Die verächtlichen Seitenblicke, die Herr Bleibtreu auf die antimilitaristische Propaganda der Sozialdemokratie wirft, erledigen sich sehr einfach dadurch, dass die Sozialdemokratie den Militarismus an seiner Wurzel packt als einen integrierenden Teil der ganzen kapitalistischen Wirtschaft. Sowenig die Freiwilligen Carnots oder die Landwehren Scharnhorsts möglich waren, ohne dass eine verrottete Gesellschaft ökonomisch umgewälzt wurde, sowenig ist an die Einführung einer Miliz im Sinne unseres Programms zu denken, ehe die Fänge des Kapitalismus gründlich beschnitten sind. Aber so klar und so unanfechtbar dieser Grundgedanke unseres Kampfes gegen den Militarismus ist, so mag es doch wünschenswert sein, ihn im Einzelnen noch näher zu diskutieren. Was für kunterbunt reaktionäres Zeug sich mit einem gewissen Erfolg unter der wörtlichen Übernahme unseres antimilitaristischen Programms breitmachen kann, zeigt die Schrift des Herrn Bleibtreu.
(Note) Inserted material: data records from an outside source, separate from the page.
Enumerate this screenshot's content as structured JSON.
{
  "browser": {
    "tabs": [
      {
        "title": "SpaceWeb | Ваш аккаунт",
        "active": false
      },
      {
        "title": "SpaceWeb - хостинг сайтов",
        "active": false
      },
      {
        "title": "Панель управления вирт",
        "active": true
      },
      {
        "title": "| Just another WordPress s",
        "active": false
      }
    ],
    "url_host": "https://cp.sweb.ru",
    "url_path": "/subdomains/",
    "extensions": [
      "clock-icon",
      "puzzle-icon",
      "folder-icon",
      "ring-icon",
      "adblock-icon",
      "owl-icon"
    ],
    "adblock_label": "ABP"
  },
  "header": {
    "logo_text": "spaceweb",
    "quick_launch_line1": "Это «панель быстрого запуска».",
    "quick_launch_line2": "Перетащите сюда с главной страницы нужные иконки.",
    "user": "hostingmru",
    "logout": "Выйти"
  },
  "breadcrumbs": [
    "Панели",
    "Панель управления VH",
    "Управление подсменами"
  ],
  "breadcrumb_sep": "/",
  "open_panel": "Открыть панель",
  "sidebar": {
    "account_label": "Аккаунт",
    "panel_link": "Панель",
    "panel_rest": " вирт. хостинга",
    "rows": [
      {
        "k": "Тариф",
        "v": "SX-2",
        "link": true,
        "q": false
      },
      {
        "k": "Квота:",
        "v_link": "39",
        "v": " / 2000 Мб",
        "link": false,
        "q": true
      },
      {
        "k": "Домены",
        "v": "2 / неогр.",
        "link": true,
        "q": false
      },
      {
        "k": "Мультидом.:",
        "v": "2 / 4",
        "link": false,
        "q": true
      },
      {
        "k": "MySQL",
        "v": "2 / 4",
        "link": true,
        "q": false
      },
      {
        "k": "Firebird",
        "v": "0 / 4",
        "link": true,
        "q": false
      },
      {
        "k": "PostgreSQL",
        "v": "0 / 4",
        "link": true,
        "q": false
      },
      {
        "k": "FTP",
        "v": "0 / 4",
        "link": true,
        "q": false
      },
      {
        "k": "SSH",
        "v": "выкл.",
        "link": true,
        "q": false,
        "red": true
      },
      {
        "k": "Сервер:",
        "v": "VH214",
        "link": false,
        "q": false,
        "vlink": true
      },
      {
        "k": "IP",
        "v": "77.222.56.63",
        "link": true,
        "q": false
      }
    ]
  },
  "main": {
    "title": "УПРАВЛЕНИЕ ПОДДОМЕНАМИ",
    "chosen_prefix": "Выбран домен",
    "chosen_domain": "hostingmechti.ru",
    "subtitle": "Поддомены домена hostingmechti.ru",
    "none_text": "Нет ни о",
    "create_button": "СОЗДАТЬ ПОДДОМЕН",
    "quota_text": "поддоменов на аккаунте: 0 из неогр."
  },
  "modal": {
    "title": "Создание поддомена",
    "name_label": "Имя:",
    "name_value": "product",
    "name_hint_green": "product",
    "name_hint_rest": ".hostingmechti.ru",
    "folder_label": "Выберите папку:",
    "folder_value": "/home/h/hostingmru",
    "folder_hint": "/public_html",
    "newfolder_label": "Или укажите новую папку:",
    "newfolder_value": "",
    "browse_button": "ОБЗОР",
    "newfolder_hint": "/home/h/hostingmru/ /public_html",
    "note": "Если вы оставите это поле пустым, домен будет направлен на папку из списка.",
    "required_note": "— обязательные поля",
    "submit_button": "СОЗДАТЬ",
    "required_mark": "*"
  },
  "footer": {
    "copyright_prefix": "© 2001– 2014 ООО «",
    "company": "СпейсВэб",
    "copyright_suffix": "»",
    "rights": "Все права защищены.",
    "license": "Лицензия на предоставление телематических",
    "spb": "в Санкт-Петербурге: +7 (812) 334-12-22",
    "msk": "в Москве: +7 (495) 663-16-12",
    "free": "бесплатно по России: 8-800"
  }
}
Dies ist ihr einziges Verdienst, und nur um dieses Verdienstes lohnte sich ihre ausführliche Besprechung. Sonst ist sie in ihrer jammervollen Verwirrung ein wahres Gaudium für den Moloch des Militarismus, der sich dies Futter nicht schlecht schmecken lassen wird.

2 Gemeint ist das vom preußischen König wiederholt gegebene Versprechen, „eine Repräsentation des Volkes", eine „reichsständische Versammlung" zu gewähren. Demagogen – nach dem Griechischen: Volksführer; so wurden in den Karlsbader Beschlüssen vom August 1819 (siehe Anm. 61) die Teilnehmer oppositioneller Bewegungen der deutschen Intelligenz und studentischer Vereinigungen genannt.